I recommend using Python, unless you are significantly more comfortable with the Squeak environment. The approach I used when I developed a Sugar activity (Implode) was to first develop the activity as an application using just Python/pygtk on a standard desktop (Windows or Ubuntu), then port it to Sugar. The code/debug cycle is faster on the desktop since you don't have to switch to an emulator or check error messages in the "Log" activity. If you architect the code right, you can isolate most of the desktop/Sugar differences to a couple modules, so that you can continue to develop and test in both environments. I wrote a pygtk activity, but I expect a pygame-based activity could be created in a similar manner. Of course, if your activity relies on access to certain Sugar-specific features -- like speech synthesis or mesh networking -- this approach may not work as well.
If you want to code in C or C++, whether for performance-critical or legacy code, I recommend writing it as a Python extension module called from a Python-based activity. I believe this is how the Write activity (wrapping Abiword) and Browse activity (wrapping Firefox) are implemented. If you have an existing X application in C/C++, it is possible to make it run under Sugar (see the SimCity, Etoys, and XaoS activities), but it will lack the look and feel of the other Sugar activities.

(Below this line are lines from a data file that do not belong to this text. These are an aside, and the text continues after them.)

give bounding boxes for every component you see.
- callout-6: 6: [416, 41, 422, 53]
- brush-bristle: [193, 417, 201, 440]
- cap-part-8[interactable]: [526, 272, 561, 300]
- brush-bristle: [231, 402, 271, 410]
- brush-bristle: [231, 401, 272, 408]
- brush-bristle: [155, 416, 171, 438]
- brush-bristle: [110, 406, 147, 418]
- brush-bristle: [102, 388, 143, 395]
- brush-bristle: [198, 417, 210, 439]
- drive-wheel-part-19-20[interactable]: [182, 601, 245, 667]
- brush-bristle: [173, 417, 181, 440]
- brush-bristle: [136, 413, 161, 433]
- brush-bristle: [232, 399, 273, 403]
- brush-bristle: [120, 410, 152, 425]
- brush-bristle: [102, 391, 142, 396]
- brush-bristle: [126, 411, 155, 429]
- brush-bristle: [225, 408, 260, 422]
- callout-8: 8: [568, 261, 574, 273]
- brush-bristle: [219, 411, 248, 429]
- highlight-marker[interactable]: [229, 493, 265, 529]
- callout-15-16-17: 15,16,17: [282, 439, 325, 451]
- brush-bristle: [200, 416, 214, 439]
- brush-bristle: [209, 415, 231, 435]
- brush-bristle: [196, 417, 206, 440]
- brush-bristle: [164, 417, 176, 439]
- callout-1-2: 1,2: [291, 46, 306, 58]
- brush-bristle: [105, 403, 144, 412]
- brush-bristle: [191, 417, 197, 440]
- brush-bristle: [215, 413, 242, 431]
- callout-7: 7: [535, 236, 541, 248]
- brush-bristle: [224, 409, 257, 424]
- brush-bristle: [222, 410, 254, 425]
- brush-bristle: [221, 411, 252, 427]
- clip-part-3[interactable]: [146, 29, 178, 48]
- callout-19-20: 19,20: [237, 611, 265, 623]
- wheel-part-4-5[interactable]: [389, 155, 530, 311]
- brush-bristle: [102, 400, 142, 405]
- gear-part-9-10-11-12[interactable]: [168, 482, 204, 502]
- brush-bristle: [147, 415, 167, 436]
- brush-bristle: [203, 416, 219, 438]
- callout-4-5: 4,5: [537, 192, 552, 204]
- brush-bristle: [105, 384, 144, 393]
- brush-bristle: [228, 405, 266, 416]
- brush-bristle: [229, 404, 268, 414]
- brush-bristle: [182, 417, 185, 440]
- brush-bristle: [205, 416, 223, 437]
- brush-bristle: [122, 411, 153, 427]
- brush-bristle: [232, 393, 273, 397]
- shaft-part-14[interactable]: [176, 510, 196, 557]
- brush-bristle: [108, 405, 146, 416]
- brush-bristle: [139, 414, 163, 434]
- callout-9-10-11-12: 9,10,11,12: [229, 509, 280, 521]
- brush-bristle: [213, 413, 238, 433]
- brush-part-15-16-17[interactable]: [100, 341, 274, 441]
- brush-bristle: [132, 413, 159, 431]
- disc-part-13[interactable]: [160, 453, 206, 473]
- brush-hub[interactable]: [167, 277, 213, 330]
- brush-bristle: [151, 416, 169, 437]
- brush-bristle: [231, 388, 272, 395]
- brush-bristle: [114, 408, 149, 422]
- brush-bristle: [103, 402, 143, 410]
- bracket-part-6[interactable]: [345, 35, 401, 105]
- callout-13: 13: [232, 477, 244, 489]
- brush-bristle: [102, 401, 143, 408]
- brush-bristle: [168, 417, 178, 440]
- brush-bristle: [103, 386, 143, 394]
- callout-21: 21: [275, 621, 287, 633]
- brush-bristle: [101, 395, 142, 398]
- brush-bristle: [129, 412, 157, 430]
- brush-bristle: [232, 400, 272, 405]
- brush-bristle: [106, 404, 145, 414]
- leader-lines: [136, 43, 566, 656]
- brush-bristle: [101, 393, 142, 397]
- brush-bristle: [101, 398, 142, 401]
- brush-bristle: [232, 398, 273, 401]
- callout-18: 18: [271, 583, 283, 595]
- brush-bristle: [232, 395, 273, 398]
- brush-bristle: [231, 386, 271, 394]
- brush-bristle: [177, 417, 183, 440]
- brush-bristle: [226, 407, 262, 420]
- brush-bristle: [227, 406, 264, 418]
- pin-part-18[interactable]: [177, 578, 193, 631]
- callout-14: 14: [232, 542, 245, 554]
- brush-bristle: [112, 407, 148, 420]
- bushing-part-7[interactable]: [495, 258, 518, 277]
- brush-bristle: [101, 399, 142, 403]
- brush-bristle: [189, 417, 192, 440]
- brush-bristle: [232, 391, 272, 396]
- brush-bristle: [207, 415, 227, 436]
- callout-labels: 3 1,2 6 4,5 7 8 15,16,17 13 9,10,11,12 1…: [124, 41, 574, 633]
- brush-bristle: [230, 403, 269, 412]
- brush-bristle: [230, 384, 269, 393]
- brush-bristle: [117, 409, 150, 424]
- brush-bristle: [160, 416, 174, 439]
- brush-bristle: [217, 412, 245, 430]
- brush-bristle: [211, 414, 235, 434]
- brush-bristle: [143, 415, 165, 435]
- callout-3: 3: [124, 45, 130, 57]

Finally, I've found the easiest way to add some particular functionality to a Sugar activity is to first find an existing activity that already does it, then read the code to find out how they did it. The Sugar system is not particularly well-documented yet; in some cases the only documentation is the code itself. As Swillden points out, the code for most activities -- as well as for Sugar itself -- is available in the SugarLabs git repository.